Semanas después del funeral, Numa y Livia, con sus lujosos enseres y el peso insoportable de sus corazones rotos, regresan a Roma. El ajetreo de su partida convoca a quienes por un tiempo han sido sus vecinos.

Se cobran los humildes la victoria pírrica del superviviente. Apostados a ambos lados del camino, como estatuas vivas, los censados contemplan la marcha del romano y de su esposa. Lo que dejan atrás ya sólo a ellos, a los naturales del país, pertenece. Vagará Numa por las gigantescas estancias del Imperio, asistirá Livia a las renovadas representaciones del placer y de la música, pero la niña de su carne, lo que queda de Lavinia, reposará para siempre en el polvo de este rincón del mundo. Todos los almacenes de Roma no podrían llenarse con la ausencia de la hija muerta.

Numa y Livia pasan a caballo, montados a lomos de esos sementales blancos como leche que dibujan una estampa magnífica aunque vacua. Desde allá arriba, desde la altura del animal más bello, una suerte de majestad adorna a los que parten. Pero basta contemplar las arrugas del rostro viril del padre para advertir la farsa que se esconde tras tan solemne aparato; basta fijarse en la curva de los hombros derrotados de la madre para comprender que ciertas formas de la dignidad resultan insostenibles aquí, ahora, en el instante de la deserción.

Para doblegar su melancolía, Numa y Livia deberían ser capaces de cargar con toda la tierra palestina, llevarse a su propiedad romana, a sus jardines fragantes y sus veladas con citaristas, a sus lecturas de poesía griega y sus baños privados, el fragmento entero de mundo que media entre Séforis y Samaria, cada centímetro cuadrado del mapa que se extiende entre el monte Carmelo y el río Jordán. Y aun así, aunque fueran capaces de apretar contra sus pechos toda esa extensión del planeta, entre los dedos se les escaparía aquello que un día alumbraron divinos e inconscientes.

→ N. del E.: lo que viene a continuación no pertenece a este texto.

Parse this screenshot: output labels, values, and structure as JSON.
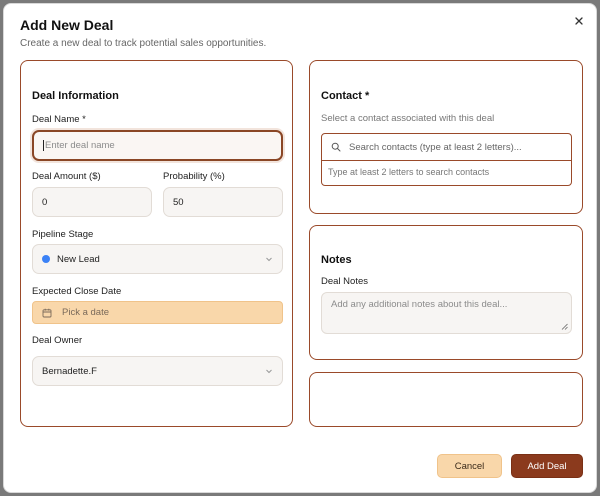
{
  "dialog": {
    "title": "Add New Deal",
    "subtitle": "Create a new deal to track potential sales opportunities.",
    "close_icon": "close-icon"
  },
  "deal_info": {
    "title": "Deal Information",
    "name_label": "Deal Name *",
    "name_placeholder": "Enter deal name",
    "amount_label": "Deal Amount ($)",
    "amount_value": "0",
    "probability_label": "Probability (%)",
    "probability_value": "50",
    "stage_label": "Pipeline Stage",
    "stage_value": "New Lead",
    "stage_dot_color": "#3b82f6",
    "close_date_label": "Expected Close Date",
    "close_date_placeholder": "Pick a date",
    "owner_label": "Deal Owner",
    "owner_value": "Bernadette.F"
  },
  "contact": {
    "title": "Contact *",
    "help": "Select a contact associated with this deal",
    "search_placeholder": "Search contacts (type at least 2 letters)...",
    "hint": "Type at least 2 letters to search contacts"
  },
  "notes": {
    "title": "Notes",
    "label": "Deal Notes",
    "placeholder": "Add any additional notes about this deal..."
  },
  "actions": {
    "cancel": "Cancel",
    "add": "Add Deal"
  },
  "colors": {
    "accent": "#8b3a1d",
    "date_bg": "#f9d7aa"
  }
}
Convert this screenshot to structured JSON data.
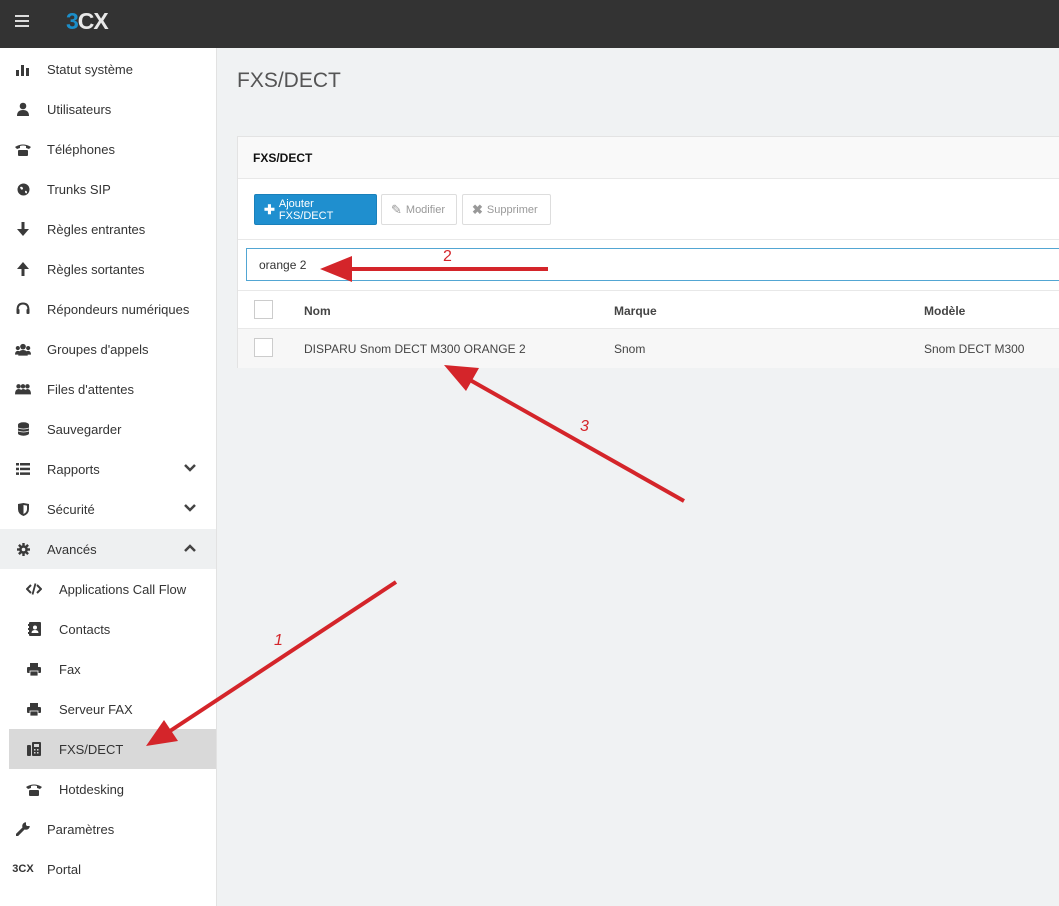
{
  "app": {
    "logo_digit": "3",
    "logo_text": "CX"
  },
  "sidebar": {
    "items": [
      {
        "label": "Statut système",
        "icon": "bar-chart-icon"
      },
      {
        "label": "Utilisateurs",
        "icon": "user-icon"
      },
      {
        "label": "Téléphones",
        "icon": "phone-icon"
      },
      {
        "label": "Trunks SIP",
        "icon": "globe-icon"
      },
      {
        "label": "Règles entrantes",
        "icon": "arrow-down-icon"
      },
      {
        "label": "Règles sortantes",
        "icon": "arrow-up-icon"
      },
      {
        "label": "Répondeurs numériques",
        "icon": "headset-icon"
      },
      {
        "label": "Groupes d'appels",
        "icon": "group-icon"
      },
      {
        "label": "Files d'attentes",
        "icon": "queue-icon"
      },
      {
        "label": "Sauvegarder",
        "icon": "database-icon"
      },
      {
        "label": "Rapports",
        "icon": "list-icon"
      },
      {
        "label": "Sécurité",
        "icon": "shield-icon"
      },
      {
        "label": "Avancés",
        "icon": "gear-icon"
      },
      {
        "label": "Applications Call Flow",
        "icon": "code-icon"
      },
      {
        "label": "Contacts",
        "icon": "contact-book-icon"
      },
      {
        "label": "Fax",
        "icon": "printer-icon"
      },
      {
        "label": "Serveur FAX",
        "icon": "printer-icon"
      },
      {
        "label": "FXS/DECT",
        "icon": "fax-machine-icon"
      },
      {
        "label": "Hotdesking",
        "icon": "phone-icon"
      },
      {
        "label": "Paramètres",
        "icon": "wrench-icon"
      },
      {
        "label": "Portal",
        "icon": "3cx-logo-icon",
        "icon_text": "3CX"
      }
    ]
  },
  "main": {
    "page_title": "FXS/DECT",
    "panel_title": "FXS/DECT",
    "toolbar": {
      "add_label": "Ajouter FXS/DECT",
      "edit_label": "Modifier",
      "delete_label": "Supprimer"
    },
    "search": {
      "value": "orange 2"
    },
    "table": {
      "columns": [
        "Nom",
        "Marque",
        "Modèle"
      ],
      "rows": [
        {
          "nom": "DISPARU Snom DECT M300 ORANGE 2",
          "marque": "Snom",
          "modele": "Snom DECT M300"
        }
      ]
    }
  },
  "annotations": {
    "arrow1": "1",
    "arrow2": "2",
    "arrow3": "3"
  },
  "colors": {
    "accent": "#1f8fcf",
    "topbar": "#333333",
    "annotation": "#d4252a"
  }
}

Por ejemplo, la risa de Lavinia.

Antes de que los romanos desaparezcan para siempre, tres figuras en pie reclaman su atención. Son esa otra familia, esta sí completa, que ha pautado su presencia en Palestina desde el inicio: el carpintero, su joven esposa, Jesús.

Numa desmonta de su semental y se aproxima al de Livia, que lleva una caja entre las manos. Ayuda a descender a su esposa. Ambos avanzan hacia los judíos y se detienen ante ellos. Numa desearía abrazar a esa familia, pero sabe que no debe hacerlo. Ellos se quedarán aquí, tendrán que vivir aquí el resto de sus vidas. Y el abrazo de un romano quizá pese fatalmente en la memoria de sus convecinos. Livia experimenta una ternura menos intensa, pues desconfía de estos arrebatos tan queridos por los hombres, pero también ha tomado cariño a esta trinidad extraña que tan presente ha estado durante el final de la vida de Lavinia. Entonces, de la caja que sostiene, extrae los regalos que deposita en cada mano.

Y a José le entrega un compás de carpintero hecho del más ligero y fiel de los metales; y a María le entrega una fíbula de jade; y a Jesús, que observa a sus padres y a los padres de su amiga muerta con párpados aún hinchados por el llanto pertinaz, a Jesús, que al borde del camino recibe a esta reina maga de la que nunca, jamás, ha conocido una caricia, a Jesús le tiende un escriño de marfil en forma de tortuga.

Cuando el niño desmonta el caparazón del animal, encuentra dentro un puro fragmento de la emoción del mundo: un tirabuzón blanco del cabello de Lavinia.